Call an action that will parse the grammar on the input.

lexy is designed to work with your own types and data structures. As such, its usage can be hidden away in the implementation of a parse function whose interface does not mention lexy specific types. Nevertheless, lexy defines some infrastructure types that can be used as vocabulary types in your project interfaces.

Infrastructure

lexy/code_point.hpp: A Unicode code point, and related algorithms.
lexy/lexeme.hpp: A lexeme, i.e. a subrange of the input.
lexy/token.hpp: Identify and store tokens, i.e. concrete realization of token rules.
lexy/parse_tree.hpp: A parse tree.
lexy/error.hpp: The parse errors.
lexy/input_location.hpp: Compute human readable line/column numbers for a position of the input.
lexy/visualize.hpp: Visualize the data structures.

Inputs and Encodings

template <typename T>
concept reader = …;

template <typename T>
concept input = requires(const T& obj) {
  { obj.reader() } -> reader;
};

An input defines the input that will be parsed by lexy. It has a corresponding encoding that controls, among other things, its character type and whether certain rules are available.

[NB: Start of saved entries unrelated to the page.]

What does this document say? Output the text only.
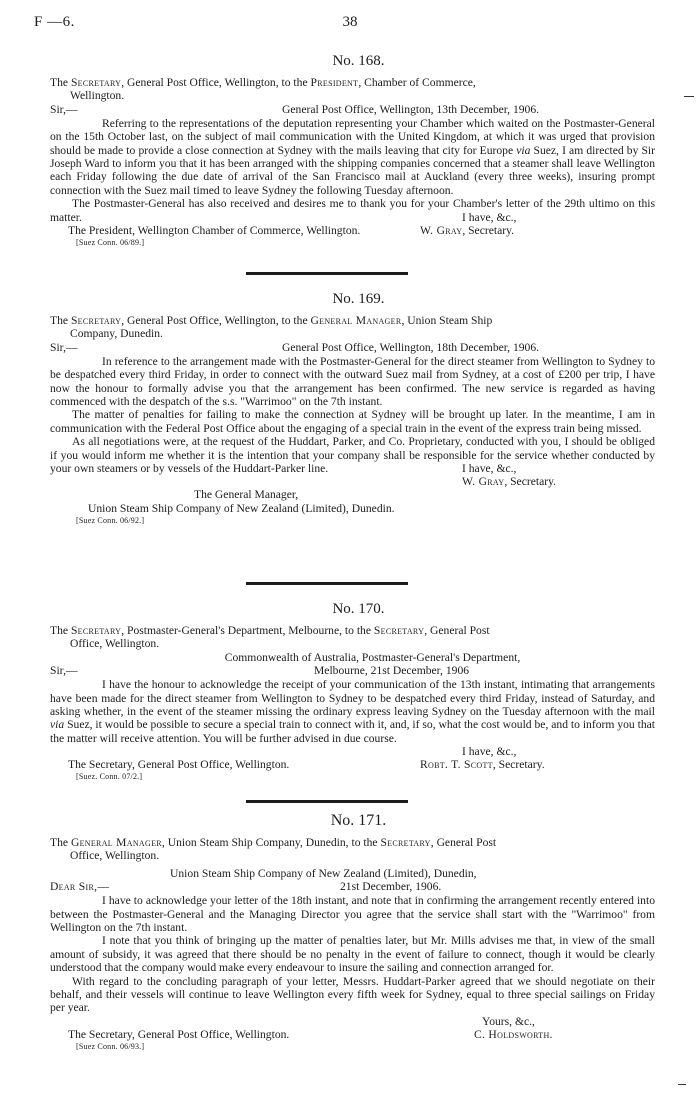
F —6.	38
No. 168.
The Secretary, General Post Office, Wellington, to the President, Chamber of Commerce,
Wellington.
Sir,—	General Post Office, Wellington, 13th December, 1906.

Referring to the representations of the deputation representing your Chamber which waited on the Postmaster-General on the 15th October last, on the subject of mail communication with the United Kingdom, at which it was urged that provision should be made to provide a close connection at Sydney with the mails leaving that city for Europe via Suez, I am directed by Sir Joseph Ward to inform you that it has been arranged with the shipping companies concerned that a steamer shall leave Wellington each Friday following the due date of arrival of the San Francisco mail at Auckland (every three weeks), insuring prompt connection with the Suez mail timed to leave Sydney the following Tuesday afternoon.

The Postmaster-General has also received and desires me to thank you for your Chamber's letter of the 29th ultimo on this matter.	I have, &c.,
The President, Wellington Chamber of Commerce, Wellington.	W. Gray, Secretary.
[Suez Conn. 06/89.]
No. 169.
The Secretary, General Post Office, Wellington, to the General Manager, Union Steam Ship
Company, Dunedin.
Sir,—	General Post Office, Wellington, 18th December, 1906.

In reference to the arrangement made with the Postmaster-General for the direct steamer from Wellington to Sydney to be despatched every third Friday, in order to connect with the outward Suez mail from Sydney, at a cost of £200 per trip, I have now the honour to formally advise you that the arrangement has been confirmed. The new service is regarded as having commenced with the despatch of the s.s. "Warrimoo" on the 7th instant.

The matter of penalties for failing to make the connection at Sydney will be brought up later. In the meantime, I am in communication with the Federal Post Office about the engaging of a special train in the event of the express train being missed.

As all negotiations were, at the request of the Huddart, Parker, and Co. Proprietary, conducted with you, I should be obliged if you would inform me whether it is the intention that your company shall be responsible for the service whether conducted by your own steamers or by vessels of the Huddart-Parker line.	I have, &c.,
W. Gray, Secretary.
The General Manager,
Union Steam Ship Company of New Zealand (Limited), Dunedin.
[Suez Conn. 06/92.]
No. 170.
The Secretary, Postmaster-General's Department, Melbourne, to the Secretary, General Post
Office, Wellington.
Commonwealth of Australia, Postmaster-General's Department,
Sir,—	Melbourne, 21st December, 1906

I have the honour to acknowledge the receipt of your communication of the 13th instant, intimating that arrangements have been made for the direct steamer from Wellington to Sydney to be despatched every third Friday, instead of Saturday, and asking whether, in the event of the steamer missing the ordinary express leaving Sydney on the Tuesday afternoon with the mail via Suez, it would be possible to secure a special train to connect with it, and, if so, what the cost would be, and to inform you that the matter will receive attention. You will be further advised in due course.

I have, &c.,
The Secretary, General Post Office, Wellington.	Robt. T. Scott, Secretary.
[Suez. Conn. 07/2.]
No. 171.
The General Manager, Union Steam Ship Company, Dunedin, to the Secretary, General Post
Office, Wellington.
Union Steam Ship Company of New Zealand (Limited), Dunedin,
Dear Sir,—	21st December, 1906.

I have to acknowledge your letter of the 18th instant, and note that in confirming the arrangement recently entered into between the Postmaster-General and the Managing Director you agree that the service shall start with the "Warrimoo" from Wellington on the 7th instant.

I note that you think of bringing up the matter of penalties later, but Mr. Mills advises me that, in view of the small amount of subsidy, it was agreed that there should be no penalty in the event of failure to connect, though it would be clearly understood that the company would make every endeavour to insure the sailing and connection arranged for.

With regard to the concluding paragraph of your letter, Messrs. Huddart-Parker agreed that we should negotiate on their behalf, and their vessels will continue to leave Wellington every fifth week for Sydney, equal to three special sailings on Friday per year.

Yours, &c.,
The Secretary, General Post Office, Wellington.	C. Holdsworth.
[Suez Conn. 06/93.]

The input itself is unchanging and it produces a reader which remembers the current position of the input during parsing.

The supported encodings of lexy/encoding.hpp:

lexy::default_encoding: An unknown single byte encoding.
lexy::ascii_encoding: ASCII
lexy::utf8_encoding, lexy::utf16_encoding, lexy::utf32_encoding: UTF-8, UTF-16, UTF-32
lexy::byte_encoding: Bytes, not text.

The pre-defined inputs:

lexy/range_input.hpp: Use a generic iterator range as input.
lexy/string_input.hpp: Use a string as input.
lexy/buffer.hpp: Create a buffer that contains the input.
lexy/file.hpp: Use a file as input.
lexy/argv_input.hpp: Use the command-line arguments as input.
lexy/lexeme_input.hpp: Use a subset of an existing input while computing correct line/column information.

The grammar DSL

template <typename T>
concept production = requires {
      { T::production } -> rule;
      { T::whitespace } -> rule;        // optional
      { T::value } -> callback-or-sink; // optional
};

The grammar is specified by productions: classes with a ::rule member that specifies the rule. They can optionally have a ::whitespace member that controls automatic whitespace skipping. Both of those are specified in a C++ DSL. The action lexy::parse also needs a ::value member that controls the value produced by parsing the production. It is specified using callbacks, special function objects, and sinks.

lexy/grammar.hpp: Type traits for defining and interacting with the grammar.
lexy/dsl.hpp: The DSL for specifying parse rules.
lexy/callback.hpp: The predefined callbacks and sinks for specifying the value.

Tip	It is a recommended to put all the productions into a separate namespace.

Actions

Actions take a grammar and an input, and do something with the grammar on that input.

They also optionally take a parse state argument. If provided, it will be forwarded as state parameter to the callbacks, and to rules such as lexy::dsl::scan. It can be used to pass additional meta data or allocators etc. to the grammar.

lexy/action/match.hpp: Matches a grammar on an input and return a true/false result.
lexy/action/validate.hpp: Validates that a grammar matches on an input, and returns the errors if it does not.
lexy/action/parse.hpp: Parses a grammar on an input and returns its value.
lexy/action/parse_as_tree.hpp: Parses a grammar on an input and returns the parse tree.
lexy/action/scan.hpp: Parses a grammar manually by dispatching to other rules.
lexy/action/trace.hpp: Traces parse events to visualize and debug the parsing process.